On the point of “why is this even an issue”, I’d guess you’d have to ask my colleague or even the majority of research teams in this area since it is so common.
I’m asking this question on this forum because I assumed there might be some information I’m missing. Based on the responses here I’d now assume there isn’t really a good statistical argument for using percentage change but it is probably reported the primary endpoint because of the FDA guidelines that were shared here (thank you @jesoje !)
I’ve been thinking about this exact issue for some time now as my background is initially as a clinician before gaining experience in applied statistics, and I’ve some to the same conclusion. This is simply a matter of precedent (by both the FDA and clinical practice) and there isn’t a good statistical reason for it as far as I can tell.

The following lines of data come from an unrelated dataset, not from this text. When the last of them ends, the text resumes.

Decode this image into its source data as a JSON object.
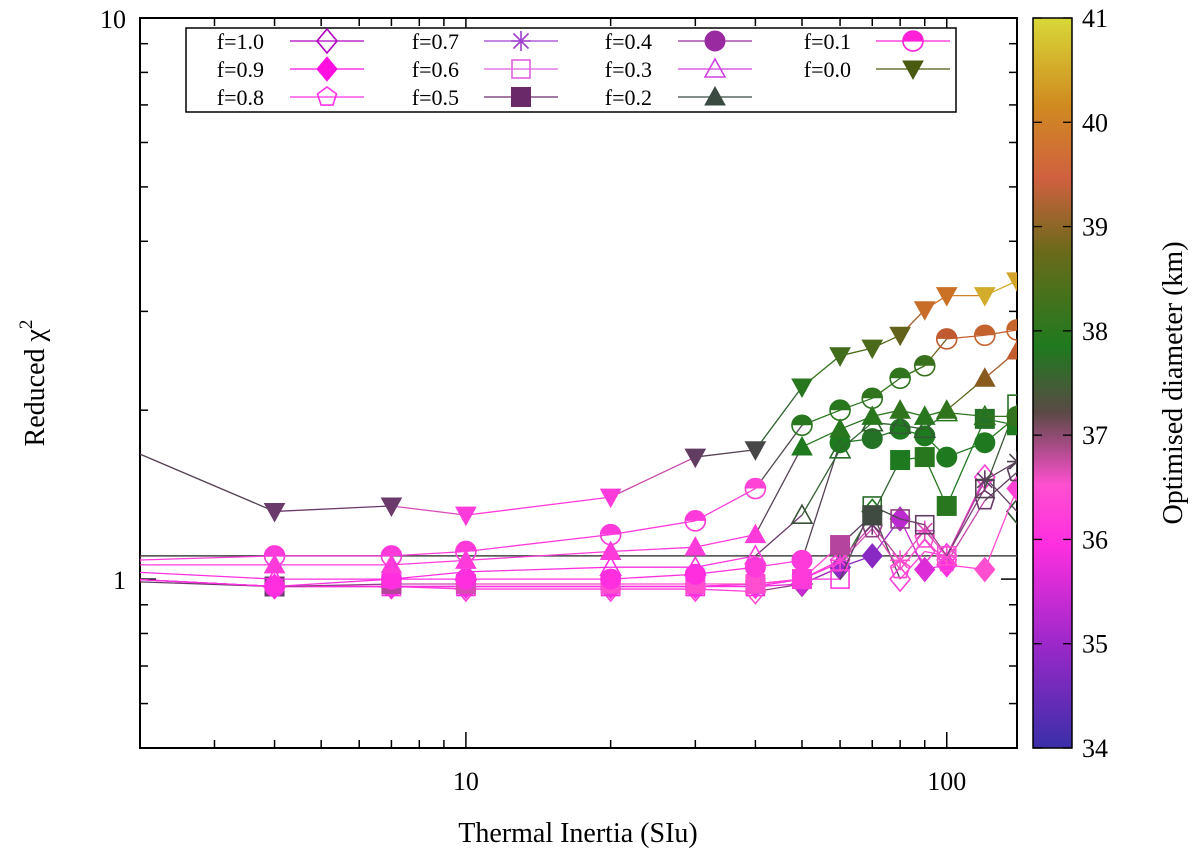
{
  "chart_data": {
    "type": "scatter",
    "xlabel": "Thermal Inertia (SIu)",
    "ylabel": "Reduced χ",
    "ylabel_superscript": "2",
    "xscale": "log",
    "yscale": "log",
    "xlim": [
      2.1,
      140
    ],
    "ylim": [
      0.5,
      10
    ],
    "x_ticks": [
      10,
      100
    ],
    "x_tick_labels": [
      "10",
      "100"
    ],
    "y_ticks": [
      1,
      10
    ],
    "y_tick_labels": [
      "1",
      "10"
    ],
    "reference_line_y": 1.1,
    "legend_position": "top",
    "colorbar": {
      "label": "Optimised diameter (km)",
      "min": 34,
      "max": 41,
      "ticks": [
        34,
        35,
        36,
        37,
        38,
        39,
        40,
        41
      ],
      "tick_labels": [
        "34",
        "35",
        "36",
        "37",
        "38",
        "39",
        "40",
        "41"
      ]
    },
    "x": [
      2,
      4,
      7,
      10,
      20,
      30,
      40,
      50,
      60,
      70,
      80,
      90,
      100,
      120,
      140
    ],
    "series": [
      {
        "name": "f=1.0",
        "marker": "diamond-open",
        "y": [
          1.0,
          0.97,
          0.97,
          0.96,
          0.96,
          0.96,
          0.95,
          0.98,
          1.05,
          1.32,
          1.0,
          1.12,
          1.1,
          1.52,
          1.32
        ],
        "d": [
          35.7,
          35.7,
          35.7,
          35.7,
          35.7,
          35.7,
          35.9,
          36.5,
          37.2,
          37.4,
          35.8,
          35.8,
          35.6,
          35.8,
          37.0
        ]
      },
      {
        "name": "f=0.9",
        "marker": "diamond",
        "y": [
          1.0,
          0.97,
          0.97,
          0.97,
          0.97,
          0.97,
          0.97,
          0.98,
          1.05,
          1.1,
          1.28,
          1.04,
          1.06,
          1.04,
          1.45
        ],
        "d": [
          35.6,
          35.6,
          35.6,
          35.6,
          35.6,
          35.6,
          35.6,
          35.3,
          34.9,
          34.8,
          35.2,
          35.4,
          35.6,
          35.9,
          35.8
        ]
      },
      {
        "name": "f=0.8",
        "marker": "pentagon-open",
        "y": [
          1.0,
          0.97,
          0.97,
          0.97,
          0.97,
          0.97,
          0.98,
          1.0,
          1.07,
          1.23,
          1.04,
          1.18,
          1.07,
          1.38,
          1.55
        ],
        "d": [
          35.6,
          35.6,
          35.6,
          35.6,
          35.6,
          35.6,
          35.6,
          35.6,
          35.8,
          36.2,
          35.8,
          35.9,
          35.8,
          36.3,
          36.5
        ]
      },
      {
        "name": "f=0.7",
        "marker": "asterisk",
        "y": [
          1.0,
          0.97,
          0.97,
          0.97,
          0.97,
          0.97,
          0.98,
          1.0,
          1.08,
          1.25,
          1.08,
          1.22,
          1.1,
          1.5,
          1.62
        ],
        "d": [
          35.6,
          35.6,
          35.6,
          35.6,
          35.6,
          35.6,
          35.6,
          35.6,
          35.8,
          36.3,
          35.9,
          36.0,
          35.9,
          36.4,
          36.6
        ]
      },
      {
        "name": "f=0.6",
        "marker": "square-open",
        "y": [
          1.0,
          0.97,
          0.97,
          0.97,
          0.97,
          0.97,
          0.97,
          1.0,
          1.0,
          1.35,
          1.28,
          1.25,
          1.1,
          1.45,
          2.05
        ],
        "d": [
          35.6,
          35.6,
          35.6,
          35.6,
          35.6,
          35.6,
          35.6,
          35.6,
          35.7,
          37.2,
          36.2,
          36.4,
          35.9,
          36.6,
          37.3
        ]
      },
      {
        "name": "f=0.5",
        "marker": "square",
        "y": [
          0.99,
          0.97,
          0.98,
          0.98,
          0.98,
          0.98,
          0.98,
          1.0,
          1.15,
          1.3,
          1.63,
          1.65,
          1.35,
          1.93,
          1.88
        ],
        "d": [
          36.3,
          36.3,
          36.1,
          36.0,
          35.9,
          35.9,
          35.9,
          35.7,
          36.1,
          36.8,
          37.4,
          37.5,
          37.5,
          37.3,
          37.4
        ]
      },
      {
        "name": "f=0.4",
        "marker": "circle",
        "y": [
          1.0,
          0.97,
          1.0,
          1.0,
          1.0,
          1.02,
          1.05,
          1.08,
          1.75,
          1.78,
          1.85,
          1.8,
          1.65,
          1.75,
          1.95
        ],
        "d": [
          35.6,
          35.6,
          35.6,
          35.6,
          35.6,
          35.6,
          35.7,
          35.7,
          37.4,
          37.3,
          37.4,
          37.4,
          37.4,
          37.4,
          37.6
        ]
      },
      {
        "name": "f=0.3",
        "marker": "triangle-open",
        "y": [
          1.03,
          1.0,
          1.0,
          1.03,
          1.05,
          1.05,
          1.1,
          1.3,
          1.7,
          1.9,
          1.88,
          1.85,
          1.98,
          1.95,
          1.95
        ],
        "d": [
          35.6,
          35.6,
          35.6,
          35.6,
          35.6,
          35.6,
          35.7,
          36.9,
          37.2,
          37.1,
          37.0,
          37.0,
          37.5,
          37.6,
          37.7
        ]
      },
      {
        "name": "f=0.2",
        "marker": "triangle",
        "y": [
          1.06,
          1.06,
          1.06,
          1.08,
          1.12,
          1.14,
          1.2,
          1.72,
          1.85,
          1.95,
          2.0,
          1.95,
          2.0,
          2.28,
          2.55
        ],
        "d": [
          35.7,
          35.7,
          35.7,
          35.7,
          35.7,
          35.7,
          35.7,
          37.4,
          37.5,
          37.5,
          37.6,
          37.5,
          37.6,
          38.6,
          39.1
        ]
      },
      {
        "name": "f=0.1",
        "marker": "circle-half",
        "y": [
          1.08,
          1.1,
          1.1,
          1.12,
          1.2,
          1.27,
          1.45,
          1.88,
          2.0,
          2.1,
          2.28,
          2.4,
          2.68,
          2.72,
          2.78
        ],
        "d": [
          35.7,
          35.7,
          35.7,
          35.7,
          35.7,
          35.7,
          35.8,
          37.5,
          37.5,
          37.6,
          37.6,
          37.7,
          39.0,
          39.2,
          39.3
        ]
      },
      {
        "name": "f=0.0",
        "marker": "triangle-down",
        "y": [
          1.7,
          1.32,
          1.35,
          1.3,
          1.4,
          1.65,
          1.7,
          2.2,
          2.5,
          2.58,
          2.72,
          3.02,
          3.2,
          3.2,
          3.4
        ],
        "d": [
          36.8,
          36.3,
          36.3,
          35.7,
          35.7,
          36.4,
          36.7,
          37.5,
          37.8,
          37.9,
          38.2,
          39.5,
          39.6,
          40.5,
          40.4
        ]
      }
    ]
  }
}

Interesting to consider how the Gell-Man Amnesia Effect might apply. We’re all aware how badly FDA can bollux up stuff (several of my own favorite examples here and here) within our field of expertise. But what if everything the gubmint does outside our fields of expertise is equally bonkers?
Are there published references on this approach? Asking because I’ve had colleagues question its validity even though I have demonstrated that one can easily convert the estimated treatment effect from an ANCOVA model into a percentage interpretation, and that this approach seems reliable when tested with various means and SDs via simulation. Whereas using a PCHG endpoint repeatedly showed poor performance and incorrect results. I feel that the approach using ANCOVA to arrive at a percentage interpretation is just simple math but surprisingly this may not seem the case, even to some statistician colleagues, unless I could demonstrate the approach is well documented in a textbook or publication. Any advice would be appreciated. Thank you.